Task Scheduler

Difficulty: Medium Source: NeetCode

Problem

You are given an array of CPU tasks, each labeled with a letter from A to Z, and a number n. Each CPU interval can be idle or allow the completion of one task. Tasks can be completed in any order, but there’s a constraint: identical tasks must be separated by at least n intervals due to cooling time.

Return the minimum number of CPU intervals required to complete all the tasks.

Example 1: Input: tasks = ["A","A","A","B","B","B"], n = 2 Output: 8 Explanation: A possible sequence is: A -> B -> idle -> A -> B -> idle -> A -> B

Example 2: Input: tasks = ["A","A","A","B","B","B"], n = 0 Output: 6

Constraints:

• 1 <= tasks.length <= 10^4
• tasks[i] is an uppercase English letter
• 0 <= n <= 100

Prerequisites

Before attempting this problem, you should be comfortable with:

• Greedy algorithms — always scheduling the most frequent available task
• Max-heap — extracting the task with the highest remaining count
• Cooldown queue — tracking when a task becomes available again

1. Brute Force — Math Formula

Intuition

Think about the most frequent task (say task A appears max_count times). It creates max_count - 1 “frames” of size n + 1, plus a final slot. Any other tasks slot into these frames. If there are more tasks than frames can hold, we don’t need any idle time — the answer is just len(tasks). Otherwise the formula gives us the minimum intervals.

Algorithm

1. Count the frequency of each task.
2. Find max_count = highest frequency.
3. Count how many tasks share that max frequency (num_max).
4. Return max(len(tasks), (max_count - 1) * (n + 1) + num_max).

Solution

from collections import Counter

def leastInterval(tasks, n):
    counts = Counter(tasks)
    max_count = max(counts.values())
    num_max = sum(1 for c in counts.values() if c == max_count)
    return max(len(tasks), (max_count - 1) * (n + 1) + num_max)


print(leastInterval(["A","A","A","B","B","B"], 2))  # 8
print(leastInterval(["A","A","A","B","B","B"], 0))  # 6
print(leastInterval(["A","A","A","A","B","B"], 2))  # 8 → A-B-idle-A-B-idle-A-idle-idle-A

Complexity

• Time: O(n) where n = number of tasks
• Space: O(1) — at most 26 distinct task types

2. Greedy Max-Heap with Cooldown Queue

Intuition

Simulate the CPU cycle by cycle.

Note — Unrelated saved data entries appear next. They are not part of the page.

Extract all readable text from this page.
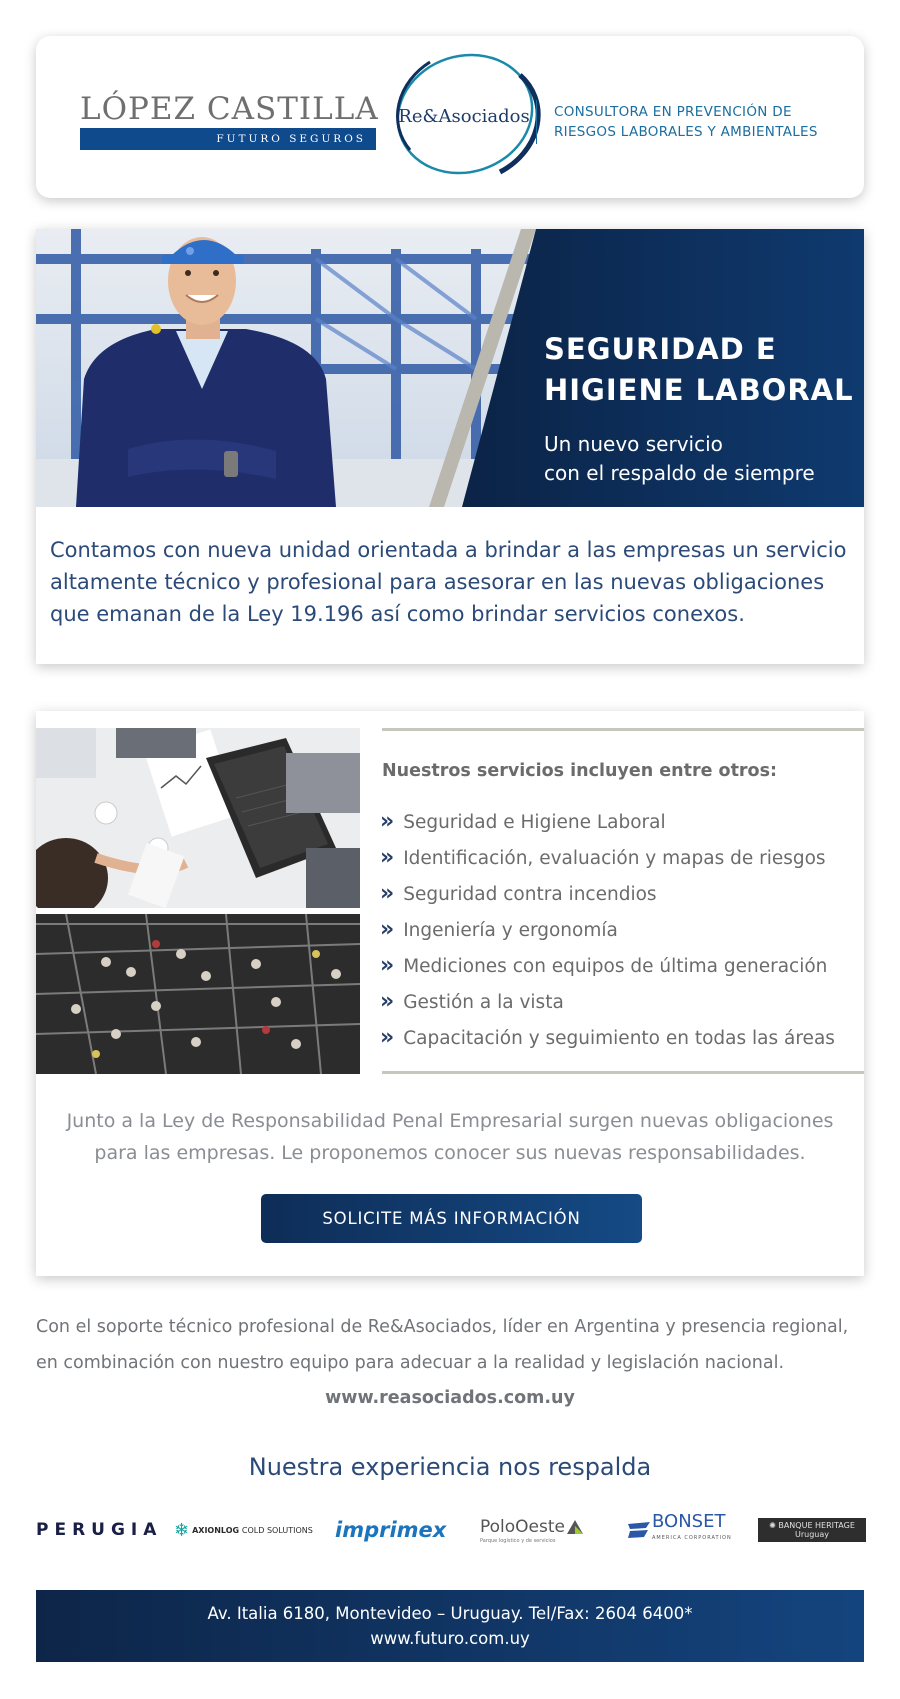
LÓPEZ CASTILLA
FUTURO SEGUROS
Re&Asociados	CONSULTORA EN PREVENCIÓN DE
RIESGOS LABORALES Y AMBIENTALES
SEGURIDAD E
HIGIENE LABORAL
Un nuevo servicio
con el respaldo de siempre
Contamos con nueva unidad orientada a brindar a las empresas un servicio altamente técnico y profesional para asesorar en las nuevas obligaciones que emanan de la Ley 19.196 así como brindar servicios conexos.
Nuestros servicios incluyen entre otros:
» Seguridad e Higiene Laboral
» Identificación, evaluación y mapas de riesgos
» Seguridad contra incendios
» Ingeniería y ergonomía
» Mediciones con equipos de última generación
» Gestión a la vista
» Capacitación y seguimiento en todas las áreas
Junto a la Ley de Responsabilidad Penal Empresarial surgen nuevas obligaciones
para las empresas. Le proponemos conocer sus nuevas responsabilidades.
SOLICITE MÁS INFORMACIÓN
Con el soporte técnico profesional de Re&Asociados, líder en Argentina y presencia regional,
en combinación con nuestro equipo para adecuar a la realidad y legislación nacional.
www.reasociados.com.uy
Nuestra experiencia nos respalda
PERUGIA ❄ AXIONLOG
COLD SOLUTIONS imprimex PoloOeste
Parque logístico y de servicios
BONSET
AMERICA CORPORATION
✺ BANQUE HERITAGE
Uruguay
Av. Italia 6180, Montevideo – Uruguay. Tel/Fax: 2604 6400*
www.futuro.com.uy
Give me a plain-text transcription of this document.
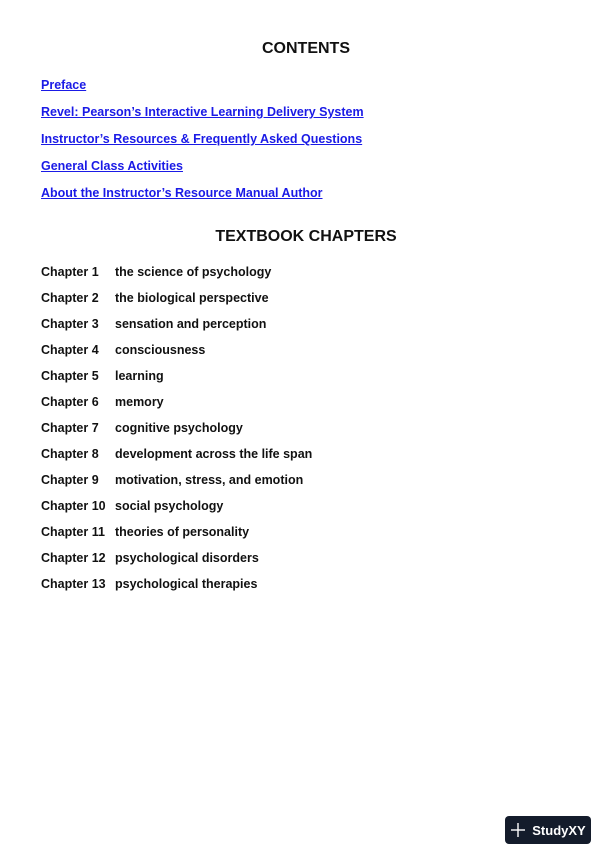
CONTENTS
Preface
Revel: Pearson’s Interactive Learning Delivery System
Instructor’s Resources & Frequently Asked Questions
General Class Activities
About the Instructor’s Resource Manual Author
TEXTBOOK CHAPTERS
Chapter 1 the science of psychology
Chapter 2 the biological perspective
Chapter 3 sensation and perception
Chapter 4 consciousness
Chapter 5 learning
Chapter 6 memory
Chapter 7 cognitive psychology
Chapter 8 development across the life span
Chapter 9 motivation, stress, and emotion
Chapter 10 social psychology
Chapter 11 theories of personality
Chapter 12 psychological disorders
Chapter 13 psychological therapies
StudyXY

At each step, pick the available task with the highest remaining count (that’s the greedy choice — reduce the bottleneck). After running a task, it enters a cooldown queue and becomes available again after n intervals. If no task is available, we idle. This approach is more verbose than the formula but explicitly models the scheduling process.

Algorithm

1. Count frequencies, build a max-heap (negate counts).
2. Use a deque cooldown storing (count, available_at_time).
3. Simulate time t = 0, 1, 2, ...: a. If cooldown has a task ready at time t, push it back onto the heap. b. If the heap is non-empty, pop the most frequent task, run it (decrement count), and if count > 0, add (count, t + n + 1) to the cooldown queue. c. Increment t.
4. Return t.

Solution

import heapq
from collections import Counter, deque

def leastInterval(tasks, n):
    counts = Counter(tasks)
    # Max-heap via negation
    heap = [-c for c in counts.values()]
    heapq.heapify(heap)

    cooldown = deque()  # (negative_remaining_count, available_at_time)
    t = 0

    while heap or cooldown:
        # Release tasks whose cooldown has expired
        if cooldown and cooldown[0][1] <= t:
            heapq.heappush(heap, cooldown.popleft()[0])

        if heap:
            count = heapq.heappop(heap) + 1  # increment because count is negative
            if count < 0:  # still has remaining runs
                cooldown.append((count, t + n + 1))
        # else: idle this cycle

        t += 1

    return t


print(leastInterval(["A","A","A","B","B","B"], 2))  # 8
print(leastInterval(["A","A","A","B","B","B"], 0))  # 6
print(leastInterval(["A","A","A","A","B","B"], 2))  # 10

Complexity

• Time: O(t) where t is the total intervals (bounded by O(tasks * n))
• Space: O(1) — at most 26 task types in heap and queue

Common Pitfalls

Forgetting the max(len(tasks), formula) in the math approach. When tasks are diverse and n is small, there’s no idle time and the answer is simply the number of tasks. The formula can undercount in that case.

Simulation: not checking the cooldown queue before idling. If you forget to check whether the cooldown has released a task before declaring an idle cycle, you’ll over-count intervals.

Off-by-one on cooldown availability. A task run at time t is available again at time t + n + 1, not t + n. The cooldown lasts n intervals after the task runs, so n + 1 total steps later.